A typical example of a multi byte encoding system is UTF-8. Under this encoding values 0-127 are stored within a single byte, so the resulting output would be indistinguishable from a Single byte encoding. However when more exotic chars (ie with values >127) are represented using more than one byte. In the worst case up to 4 bytes are used to encode a single char.

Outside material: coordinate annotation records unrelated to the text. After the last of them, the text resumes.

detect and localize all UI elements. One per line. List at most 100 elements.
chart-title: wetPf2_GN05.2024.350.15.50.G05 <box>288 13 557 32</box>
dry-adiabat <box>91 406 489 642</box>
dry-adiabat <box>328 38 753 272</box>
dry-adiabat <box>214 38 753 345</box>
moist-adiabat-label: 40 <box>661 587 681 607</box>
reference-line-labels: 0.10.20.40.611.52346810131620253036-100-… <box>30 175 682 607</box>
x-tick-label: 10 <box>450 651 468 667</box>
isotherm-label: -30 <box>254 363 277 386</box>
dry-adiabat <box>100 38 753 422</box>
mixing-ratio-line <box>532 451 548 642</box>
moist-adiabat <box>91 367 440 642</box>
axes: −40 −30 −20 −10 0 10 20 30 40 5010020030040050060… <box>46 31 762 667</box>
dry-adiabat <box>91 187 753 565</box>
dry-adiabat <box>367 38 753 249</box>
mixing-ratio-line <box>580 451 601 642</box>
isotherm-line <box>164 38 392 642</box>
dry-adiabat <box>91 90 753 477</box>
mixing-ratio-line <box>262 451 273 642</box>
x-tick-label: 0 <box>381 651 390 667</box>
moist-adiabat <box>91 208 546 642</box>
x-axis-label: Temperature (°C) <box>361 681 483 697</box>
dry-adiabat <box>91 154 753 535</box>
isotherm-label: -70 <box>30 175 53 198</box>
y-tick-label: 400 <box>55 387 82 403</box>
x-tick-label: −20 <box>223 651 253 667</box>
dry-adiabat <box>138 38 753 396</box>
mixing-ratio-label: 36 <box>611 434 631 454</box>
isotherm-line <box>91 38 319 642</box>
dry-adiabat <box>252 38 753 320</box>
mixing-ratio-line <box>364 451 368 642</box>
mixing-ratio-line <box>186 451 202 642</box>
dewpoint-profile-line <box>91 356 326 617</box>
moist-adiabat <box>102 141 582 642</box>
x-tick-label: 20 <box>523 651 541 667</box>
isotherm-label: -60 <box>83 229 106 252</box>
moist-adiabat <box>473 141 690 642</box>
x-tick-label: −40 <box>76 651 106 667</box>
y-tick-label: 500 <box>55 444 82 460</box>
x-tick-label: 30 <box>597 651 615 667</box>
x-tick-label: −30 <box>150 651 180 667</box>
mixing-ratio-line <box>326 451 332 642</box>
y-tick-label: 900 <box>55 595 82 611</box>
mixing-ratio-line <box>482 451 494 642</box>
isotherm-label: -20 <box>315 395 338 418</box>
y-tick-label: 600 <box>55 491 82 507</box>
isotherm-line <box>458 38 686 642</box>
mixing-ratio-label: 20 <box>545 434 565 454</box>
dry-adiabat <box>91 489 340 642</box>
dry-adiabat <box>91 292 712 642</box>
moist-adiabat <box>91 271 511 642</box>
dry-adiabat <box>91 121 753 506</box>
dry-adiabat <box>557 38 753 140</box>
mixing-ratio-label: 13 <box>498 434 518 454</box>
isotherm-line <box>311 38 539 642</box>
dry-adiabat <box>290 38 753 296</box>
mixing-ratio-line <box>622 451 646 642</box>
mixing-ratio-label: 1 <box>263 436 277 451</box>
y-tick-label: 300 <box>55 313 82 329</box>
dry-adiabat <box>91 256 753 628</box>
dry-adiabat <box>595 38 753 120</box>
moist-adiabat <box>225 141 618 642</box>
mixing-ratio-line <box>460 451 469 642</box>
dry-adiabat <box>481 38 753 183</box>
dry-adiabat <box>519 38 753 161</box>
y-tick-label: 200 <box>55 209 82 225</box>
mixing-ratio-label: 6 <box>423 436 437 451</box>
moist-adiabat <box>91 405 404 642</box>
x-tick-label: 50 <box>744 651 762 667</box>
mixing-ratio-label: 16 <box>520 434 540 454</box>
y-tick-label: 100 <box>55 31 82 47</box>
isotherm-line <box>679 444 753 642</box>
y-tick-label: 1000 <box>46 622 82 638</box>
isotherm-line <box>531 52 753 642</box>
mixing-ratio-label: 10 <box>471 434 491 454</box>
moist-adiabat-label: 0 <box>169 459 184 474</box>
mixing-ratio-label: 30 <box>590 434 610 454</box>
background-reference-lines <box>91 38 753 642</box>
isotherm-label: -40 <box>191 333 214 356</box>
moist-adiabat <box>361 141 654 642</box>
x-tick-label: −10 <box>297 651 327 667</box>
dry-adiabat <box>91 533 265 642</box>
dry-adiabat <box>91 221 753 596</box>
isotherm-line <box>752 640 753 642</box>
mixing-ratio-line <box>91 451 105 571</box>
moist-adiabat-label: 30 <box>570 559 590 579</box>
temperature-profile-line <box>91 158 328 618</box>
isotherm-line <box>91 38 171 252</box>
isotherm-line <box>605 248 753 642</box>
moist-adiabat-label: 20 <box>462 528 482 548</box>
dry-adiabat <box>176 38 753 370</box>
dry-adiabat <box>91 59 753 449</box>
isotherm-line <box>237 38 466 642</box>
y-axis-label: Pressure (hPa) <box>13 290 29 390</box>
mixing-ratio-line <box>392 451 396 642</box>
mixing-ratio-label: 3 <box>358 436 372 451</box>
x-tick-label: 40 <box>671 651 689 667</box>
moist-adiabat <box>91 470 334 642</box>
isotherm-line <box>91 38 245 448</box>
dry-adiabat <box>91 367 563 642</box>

This means that the space required for a document could be between 1 and 4 times the number of charaters.

The following Table shows how char values are encoded into byte sequences.

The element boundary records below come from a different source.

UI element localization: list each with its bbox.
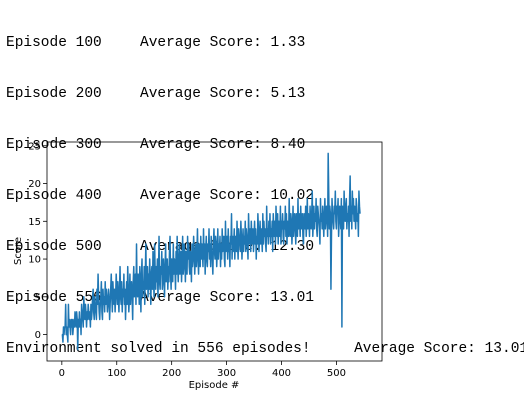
x-tick-label: 300	[217, 368, 236, 379]
score-series-line	[61, 152, 361, 351]
log-line-3: Episode 300 Average Score: 8.40	[6, 137, 524, 154]
x-tick-label: 200	[162, 368, 181, 379]
log-score: Average Score: 10.02	[140, 188, 315, 204]
y-axis-label: Score	[13, 237, 24, 265]
log-score: Average Score: 13.01	[140, 290, 315, 306]
x-axis: 0 100 200 300 400 500	[59, 361, 346, 379]
y-tick-label: 20	[28, 179, 41, 190]
log-episode: Episode 400	[6, 188, 102, 204]
log-line-1: Episode 100 Average Score: 1.33	[6, 35, 524, 52]
solved-text: Environment solved in 556 episodes! Aver…	[6, 341, 524, 357]
x-tick-label: 0	[59, 368, 65, 379]
log-episode: Episode 500	[6, 239, 102, 255]
log-line-2: Episode 200 Average Score: 5.13	[6, 86, 524, 103]
log-score: Average Score: 8.40	[140, 137, 306, 153]
log-episode: Episode 200	[6, 86, 102, 102]
y-tick-label: 15	[28, 217, 41, 228]
y-tick-label: 25	[28, 141, 41, 152]
x-axis-label: Episode #	[189, 380, 240, 391]
log-episode: Episode 300	[6, 137, 102, 153]
log-episode: Episode 100	[6, 35, 102, 51]
log-score: Average Score: 5.13	[140, 86, 306, 102]
x-tick-label: 400	[272, 368, 291, 379]
log-score: Average Score: 1.33	[140, 35, 306, 51]
y-tick-label: 10	[28, 255, 41, 266]
solved-message: Environment solved in 556 episodes! Aver…	[6, 341, 524, 358]
y-axis: 0 5 10 15 20 25	[28, 141, 47, 341]
y-tick-label: 0	[35, 330, 41, 341]
x-tick-label: 500	[327, 368, 346, 379]
y-tick-label: 5	[35, 292, 41, 303]
x-tick-label: 100	[107, 368, 126, 379]
log-line-4: Episode 400 Average Score: 10.02	[6, 188, 524, 205]
plot-frame	[46, 141, 383, 362]
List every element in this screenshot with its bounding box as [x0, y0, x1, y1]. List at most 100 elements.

Code point	Binary code point	UTF-8 bytes	Example
`U+0000` to `U+007F`	`0xxxxxxx`	`0xxxxxxx`	'$' `U+0024` = `00100100` → `00100100` → `0x24`
`U+0080` to `U+07FF`	`00000yyy yyxxxxxx`	`110yyyyy 10xxxxxx`	'¢' `U+00A2` = `00000000 10100010` → `11000010 10100010` → `0xC2 0xA2`
`U+0800` to `U+FFFF`	`zzzzyyyy yyxxxxxx`	`1110zzzz 10yyyyyy 10xxxxxx`	'€' `U+20AC` = `00100000 10101100` → `11100010 10000010 10101100` → `0xE2 0x82 0xAC`
`U+010000` to `U+10FFFF`	`000wwwzz zzzzyyyy yyxxxxxx`	`11110www 10zzzzzz 10yyyyyy 10xxxxxx`	'𤭢' `U+024B62` = `00000010 01001011 01100010` → `11110000 10100100 10101101 10100010` → `0xF0 0xA4 0xAD 0xA2`

This type of encoding is mainly used when data is persisted to disk (or transferred over a network).

This style of data presents problems for the Large File Editor. Most editors work by pre-parsing the data, and storing it internally as Unicode. When we are dealing with TB files this is not possible, and as you scan through a file the editor needs to jump into the file at random intervals. If you start reading the file at some random point its easy to jump into the middle of a character. It also makes the assessment of position in the file tricky, if the first half of the file is encoded using 4 bytes per char and the last half using 1 byte per char, then when you think your roughly in the middle based on the position in the file, your only 1/5 of the way down in terms of chars.

Because of this the Large File Editor currently treats UTF-8 as a single byte encoding, this means that sometime you will see 2-4 chars representing a single char, these will typically be represented with odd chars or '?'.

They are however still written out correctly if the file is saved.